Diffusion imaging of human connectome doesn’t hold water
The colorful brain maps created with diffusion imaging — a technique that uses the flow of water as a proxy for nerve tracts — are unlikely to represent the brain’s anatomy with accuracy, says a new study.
Over the past five years, researchers have made a big push to map white matter, the tracts of nerve fibers that connect different regions of the brain. Building an accurate atlas of these tracts could help researchers understand autism, which is thought to involve abnormal long-range connections in the brain.
Efforts to map this so-called ‘connectome’ rely mainly on diffusion imaging, a noninvasive method that uses a magnetic resonance imaging (MRI) scanner to measure the direction and flow of water in the brain. Researchers then use sophisticated computer algorithms to translate these data into colorful depictions of the brain’s wiring.

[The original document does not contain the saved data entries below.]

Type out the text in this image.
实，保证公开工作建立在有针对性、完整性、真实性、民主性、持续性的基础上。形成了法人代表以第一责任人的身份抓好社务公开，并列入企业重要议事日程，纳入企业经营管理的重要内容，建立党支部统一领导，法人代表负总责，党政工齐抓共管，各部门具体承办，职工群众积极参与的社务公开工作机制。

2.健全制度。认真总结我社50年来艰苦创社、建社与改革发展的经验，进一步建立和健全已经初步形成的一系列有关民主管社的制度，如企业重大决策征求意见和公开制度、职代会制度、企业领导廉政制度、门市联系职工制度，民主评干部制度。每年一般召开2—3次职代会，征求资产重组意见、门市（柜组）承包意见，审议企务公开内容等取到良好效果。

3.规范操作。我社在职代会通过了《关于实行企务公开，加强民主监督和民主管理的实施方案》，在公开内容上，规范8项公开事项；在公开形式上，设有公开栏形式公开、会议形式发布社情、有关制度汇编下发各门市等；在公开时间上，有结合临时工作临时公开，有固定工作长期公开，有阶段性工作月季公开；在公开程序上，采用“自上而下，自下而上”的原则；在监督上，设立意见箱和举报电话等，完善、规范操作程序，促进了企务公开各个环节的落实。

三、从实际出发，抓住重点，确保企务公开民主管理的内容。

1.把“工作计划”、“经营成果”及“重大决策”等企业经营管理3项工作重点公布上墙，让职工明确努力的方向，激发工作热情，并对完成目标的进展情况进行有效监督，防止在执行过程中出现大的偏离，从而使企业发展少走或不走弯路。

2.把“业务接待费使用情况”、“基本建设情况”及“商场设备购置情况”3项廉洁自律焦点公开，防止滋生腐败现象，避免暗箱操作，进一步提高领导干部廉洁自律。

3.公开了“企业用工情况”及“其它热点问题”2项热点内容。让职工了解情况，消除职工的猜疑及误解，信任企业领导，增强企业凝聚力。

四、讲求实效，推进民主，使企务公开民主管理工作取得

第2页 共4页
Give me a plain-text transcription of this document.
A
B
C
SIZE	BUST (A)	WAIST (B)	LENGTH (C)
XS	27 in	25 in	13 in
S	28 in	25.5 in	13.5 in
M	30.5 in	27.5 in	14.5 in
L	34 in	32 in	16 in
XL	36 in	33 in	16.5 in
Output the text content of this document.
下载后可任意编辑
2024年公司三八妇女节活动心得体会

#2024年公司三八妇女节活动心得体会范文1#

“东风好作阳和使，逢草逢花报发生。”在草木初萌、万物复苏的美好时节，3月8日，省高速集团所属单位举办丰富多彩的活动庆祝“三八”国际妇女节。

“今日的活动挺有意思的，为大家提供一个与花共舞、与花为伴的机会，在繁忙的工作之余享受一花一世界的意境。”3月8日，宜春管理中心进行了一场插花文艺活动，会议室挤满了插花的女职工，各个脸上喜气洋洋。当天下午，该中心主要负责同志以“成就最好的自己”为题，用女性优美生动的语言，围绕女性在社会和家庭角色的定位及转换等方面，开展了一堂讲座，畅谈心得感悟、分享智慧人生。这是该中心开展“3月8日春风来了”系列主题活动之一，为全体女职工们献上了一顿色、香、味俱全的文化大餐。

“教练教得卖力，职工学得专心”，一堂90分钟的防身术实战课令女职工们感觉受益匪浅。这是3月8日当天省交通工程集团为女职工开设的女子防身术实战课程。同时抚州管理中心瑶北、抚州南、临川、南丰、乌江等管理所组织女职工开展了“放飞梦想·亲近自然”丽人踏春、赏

Scientists quibble over the details of the best way to build that wiring diagram. But there is widespread faith that these white matter maps are becoming more accurate with advances in scanner resolution and computing power.
A study published 18 November in the Proceedings of the National Academy of Sciences calls that faith into question, pointing out that diffusion imaging can provide only an indirect view of white matter. As such, it’s unlikely to ever trace the brain’s anatomy with perfect accuracy.
In the study, researchers scanned the preserved brain of an adult male rhesus macaque using diffusion MRI. The scan was so detailed that collecting comparable images from a living human brain would require a person to lie still in a scanner for thousands of hours, the researchers say.
They applied four different methods of tractography — the computer analysis that translates diffusion imaging data into a model of fiber pathways in the brain — to map the connections between two areas of the cerebral cortex and the rest of the brain.
Finally, they compared these results with an existing atlas of macaque white matter, which was created by injecting neurons with a radioactive dye that traces the paths of individual neurons across long distances. This tracer method is the most reliable way to study the structure of white matter, but it can’t be used in living people.
Inconsistent results:
The study spotlighted some major shortcomings of diffusion imaging. In some cases, the technique identifies false connections; in others, it cannot untangle pathways that the tracer method maps clearly. The balance between these false-positive and false-negative results depends on the specific parameters and assumptions of the tractography model used. No single method — not even the most sophisticated one — consistently yields the best results.
The publication sparked some snarky commentary by neuroscientists on Twitter. “What a surprise! DTI doesn’t match tracer injections! Really,” wrote Partha Mitra, professor of neuroscience at Cold Spring Harbor Laboratory in New York. (DTI stands for diffusion tensor imaging, which is one type of diffusion imaging but is sometimes used as shorthand for the approach as a whole — particularly in 140-character quips.)
“The surprise is it took so long to actually directly do the comparison on the same brains! Taking pretty pics on faith,” responded Kevin Mitchell, a neurogeneticist at Trinity College in Dublin, Ireland.
Although many researchers who use diffusion imaging are sober and cautious about what this method shows, it’s easy to get caught up in the colorful images and forget that the ‘wiring diagram’ is still a metaphor.
Still, this doesn’t mean that the whole effort to map the human connectome is a wash. “On more positive note, those kinds of comparisons should help derive DTI algorithms that give more accurate picture,” Mitchell added.
The new study suggests a few strategies for improving the method’s use. For example, rather than arguing over the best method of tractography, scientists should use a combination of approaches to map different areas of the brain, the researchers say.
They also recommend comparing pathways identified through diffusion imaging with those mapped by the dye method in nonhuman primates. Although brain anatomy varies across species, we have enough in common in the noggin with our nearest relatives to make this an important strategy for grounding the diffusion imaging data.
This seems like a reasonable course to chart. While diffusion imaging isn’t a perfect compass, it’s still the best tool we have for mapping white matter pathways in humans.